Novas mineradoras surgem a cada dia e nem sempre elas têm autorização para lavra do Departamento Nacional de Produção Mineral (DNPM). Por sua vez, a Secretaria Estadual do Meio Ambiente não fiscaliza como deveria as denúncias de irregularidades que recebe todos os meses. A saída tem sido tentar negociar parcerias com outras instituições ambientais e centros de pesquisa para desenvolver técnicas de exploração mais eficientes.
“O pulo do gato vai ser quando pudermos usar todo o resíduo que geramos com fins industriais”, sugere o representante dos mineradores, Tonico Machado. Com expectativa de geração de mais empregos, as pilhas de lascas que sufocam São Tomé das Letras poderiam ser moídas e transformadas num tipo de pó que interessasse a outros mercados. Segundo Machado, já existem empresas que conseguem esse aproveitamento, mas as iniciativas são incipientes.
Só mais 800 anos
Ele garante que as pedreiras de sua cidade já fazem tudo o que podem para evitar danos ambientais. “As pilhas brancas ficam depositadas nas margens das minas. Não poderíamos descartá-las em outros lugares porque o custo do transporte seria altíssimo”, diz. Além disso, de acordo com ele não existem mais jazidas em áreas vagas. “Feliz ou infelizmente, o que pode ser extraído é uma porção reduzida da área do município, por isso as minas estão cada vez mais profundas, o que não nos faz degradar mais na direção do topo dos morros”, acrescenta. Como exemplo desse bom aproveitamento da área, Machado explica que apenas três dos 21 hectares de sua propriedade são explorados há 56 anos. “Na cidade, temos pedra para exploração por mais 800 anos”, completa.

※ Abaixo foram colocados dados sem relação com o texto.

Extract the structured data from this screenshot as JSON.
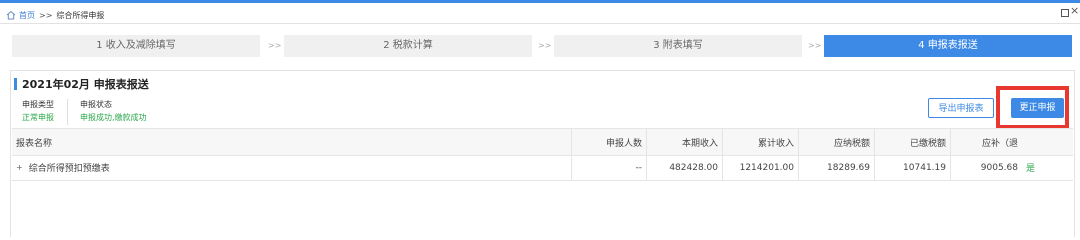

Rogério Fonseca, analista ambiental do Núcleo Regional de Apoio ao Conselho Estadual de Política Ambiental (Copam) do Sul de Minas, diz que o órgão organizou um grupo de trabalho e tem discutido com Ibama, Ministério Público, DNPM, Ministério do Trabalho e representantes de mineradoras soluções para São Tomé das Letras. A idéia do “GT Quartzito” é traçar uma estratégia para melhorar a fiscalização e a técnica de extração das pedras, mais ou menos como aconteceu durante a vigência do Projeto Minas Ambiente.
Segundo Fonseca, entre 1999 e 2002 o governo do estado, o Centro Tecnológico de Minas (Cetec), a Universidade Federal de Minas Gerais (UFMG) e agência de Cooperação Técnica Alemã GTZ desenvolveram um trabalho muito bom de fiscalização, pesquisa, recuperação de áreas degradadas e orientação aos mineradores quanto à técnica de lavra. “Houve uma melhora visível na época, mas quando o projeto acabou a região ficou largada”, relata.
É bom mesmo que consigam montar um programa como o que terminou, porque se São Tomé das Letras está assim hoje, imagina daqui a 800 anos.